Juniper Junos OS の複数の脆弱性 (JSA73176)

critical Nessus プラグイン ID 182922

Language:

概要

リモートデバイスに、ベンダーが提供したセキュリティパッチがありません。

説明

リモートホストにインストールされた Junos OS のバージョンは、JSA73176アドバイザに記載されている複数の脆弱性の影響を受けます。

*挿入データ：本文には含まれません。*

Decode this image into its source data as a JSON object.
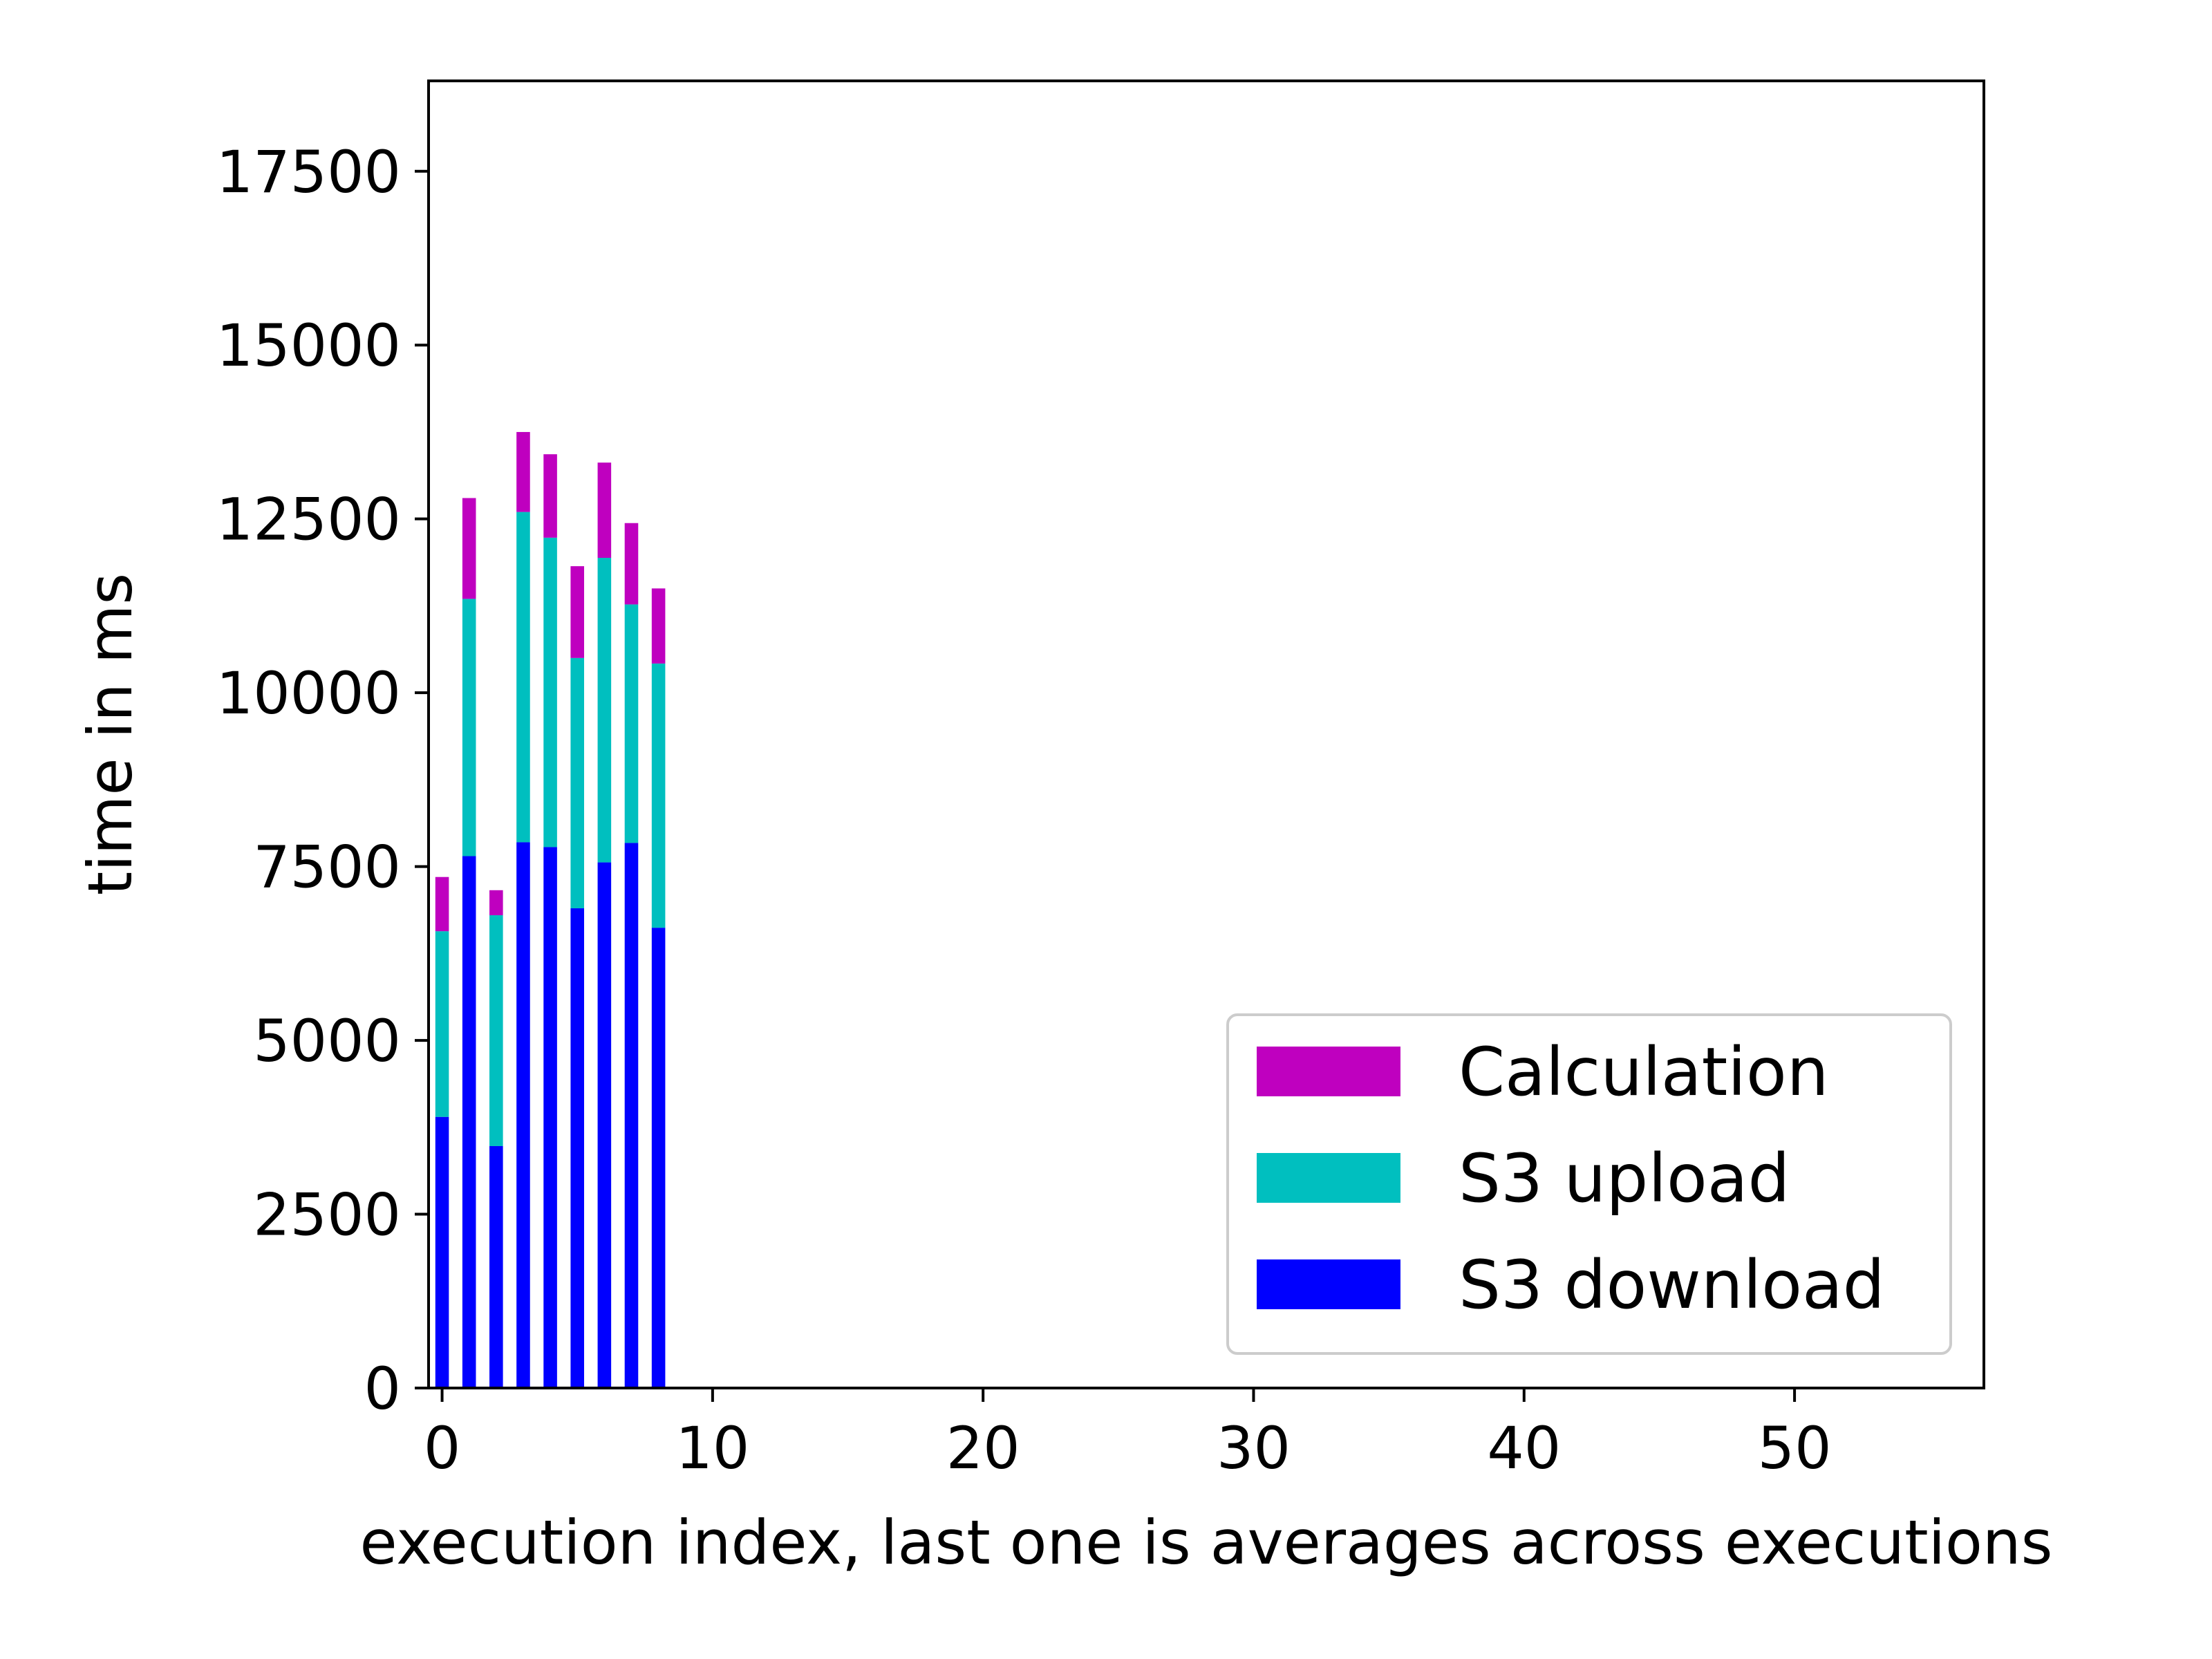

- AES-NI アセンブリ最適化実装を使用する 32 ビット x86 プラットフォームの AES OCB モードは、一部の状況でデータ全体を暗号化しません。これにより、書き込まれなかったメモリに既存の 16 バイトのデータが漏洩する可能性があります。インプレース暗号化の特別なケースでは、平文の 16 バイトが漏洩します。OpenSSL は、TLS および DTLS の OCB ベースの暗号化パッケージをサポートしていないため、どちらも影響を受けません。OpenSSL 3.0.5で修正されました (3.0.0-3.0.4 が影響を受けました)。OpenSSL 1.1.1q で修正されました (1.1.1-1.1.1p が影響を受けます)。(CVE-2022-2097)

- OpenSSL 3.0.4リリースでは、AVX512IFMA の命令をサポートする X86_64 CPU の RSA 実装に重大なバグが導入されました。この問題により、そのようなマシンでは 2048 ビットの秘密鍵による RSA 実装が不正になり、計算中にメモリ破損が発生します。メモリ破損の結果として、攻撃者は計算を実行しているマシンでリモートコード実行をトリガーできる可能性があります。X86_64 アーキテクチャの AVX512IFMA 命令をサポートするマシンで実行されている 2048 ビット RSA 秘密鍵を使用する SSL/TLS サーバーまたはその他のサーバーが、この問題の影響を受けます。(CVE-2022-2274)

Nessus はこれらの問題をテストしておらず、代わりにアプリケーションが自己報告するバージョン番号にのみ依存していることに注意してください。